Menschenhändler auf freiem Fuss
Ende März 2023 wird J. zu zehn Jahren Gefängnis verurteilt. In der Gerichtsverhandlung war publik geworden, wie der Angeklagte über seine unterbezahlten Arbeiter sprach. «Diä Siechä sötsch alli halte wie Sklave i Konzentrationslager» – solche Sätze seien während der Telefonüberwachung des Beschuldigten abgefangen worden, wie die «NZZ» in ihrem Prozessbericht schrieb.
Franz J. wird erstinstanzlich zu zehn Jahren Knast und sechsstelligen Entschädigungszahlungen verurteilt.

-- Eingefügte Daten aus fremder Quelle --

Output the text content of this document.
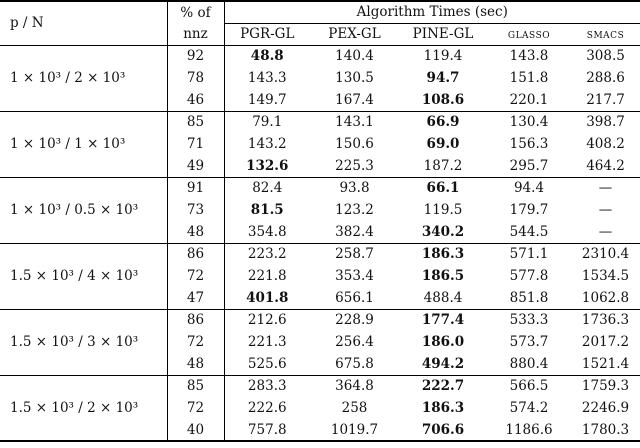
p / N	% of	Algorithm Times (sec)				
	nnz	PGR-GL	PEX-GL	PINE-GL	glasso	smacs
1 × 10³ / 2 × 10³	92	48.8	140.4	119.4	143.8	308.5
	78	143.3	130.5	94.7	151.8	288.6
	46	149.7	167.4	108.6	220.1	217.7
1 × 10³ / 1 × 10³	85	79.1	143.1	66.9	130.4	398.7
	71	143.2	150.6	69.0	156.3	408.2
	49	132.6	225.3	187.2	295.7	464.2
1 × 10³ / 0.5 × 10³	91	82.4	93.8	66.1	94.4	—
	73	81.5	123.2	119.5	179.7	—
	48	354.8	382.4	340.2	544.5	—
1.5 × 10³ / 4 × 10³	86	223.2	258.7	186.3	571.1	2310.4
	72	221.8	353.4	186.5	577.8	1534.5
	47	401.8	656.1	488.4	851.8	1062.8
1.5 × 10³ / 3 × 10³	86	212.6	228.9	177.4	533.3	1736.3
	72	221.3	256.4	186.0	573.7	2017.2
	48	525.6	675.8	494.2	880.4	1521.4
1.5 × 10³ / 2 × 10³	85	283.3	364.8	222.7	566.5	1759.3
	72	222.6	258	186.3	574.2	2246.9
	40	757.8	1019.7	706.6	1186.6	1780.3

Bereits zuvor sass der angebliche Bauunternehmer fast drei Jahre in Sicherheitshaft. Der Grund: latente Fluchtgefahr. J. besitzt neben der Schweizer Staatsbürgerschaft auch den österreichischen Pass. Das Urteil ist noch nicht rechtskräftig, deshalb befindet sich Franz J. mittlerweile wieder auf freiem Fuss, wie das Bezirksgericht Zürich Blick bestätigt. Und er ist offenbar auch wieder im Baugeschäft tätig.
Denn: Gegenüber der Familie L. hiess es noch vor wenigen Wochen in einem Brief des Totalunternehmens, dass «Herr J. wieder eingestiegen ist und die Arbeiten weiterführt». Im selben Brief heisst es zudem, dass die Familie mit Mehrkosten von 30'000 Franken zu rechnen hätte, um die Arbeiten im Aussenbereich abschliessen zu können. Notabene für Arbeiten, die im Ursprungsvertrag bereits klar vereinbart wurden.
Blick stellte sowohl dem Leiter der Totalunternehmung als auch Franz J. einen Fragenkatalog zu. Einen Tag später drohte J. im Gegenzug schriftlich damit, die Arbeiten am Haus der Familie bei einer Veröffentlichung eines Artikels nicht fertigstellen zu können, da noch «Kredite aufgenommen werden müssten». Auf den kurzen Fragenkatalog hingegen gingen weder Totalunternehmung noch J. innert vorgeschlagener Frist ein. Diese Frist verstrich – wie bereits bei den Bauarbeiten bei der Familie L. – ungenutzt.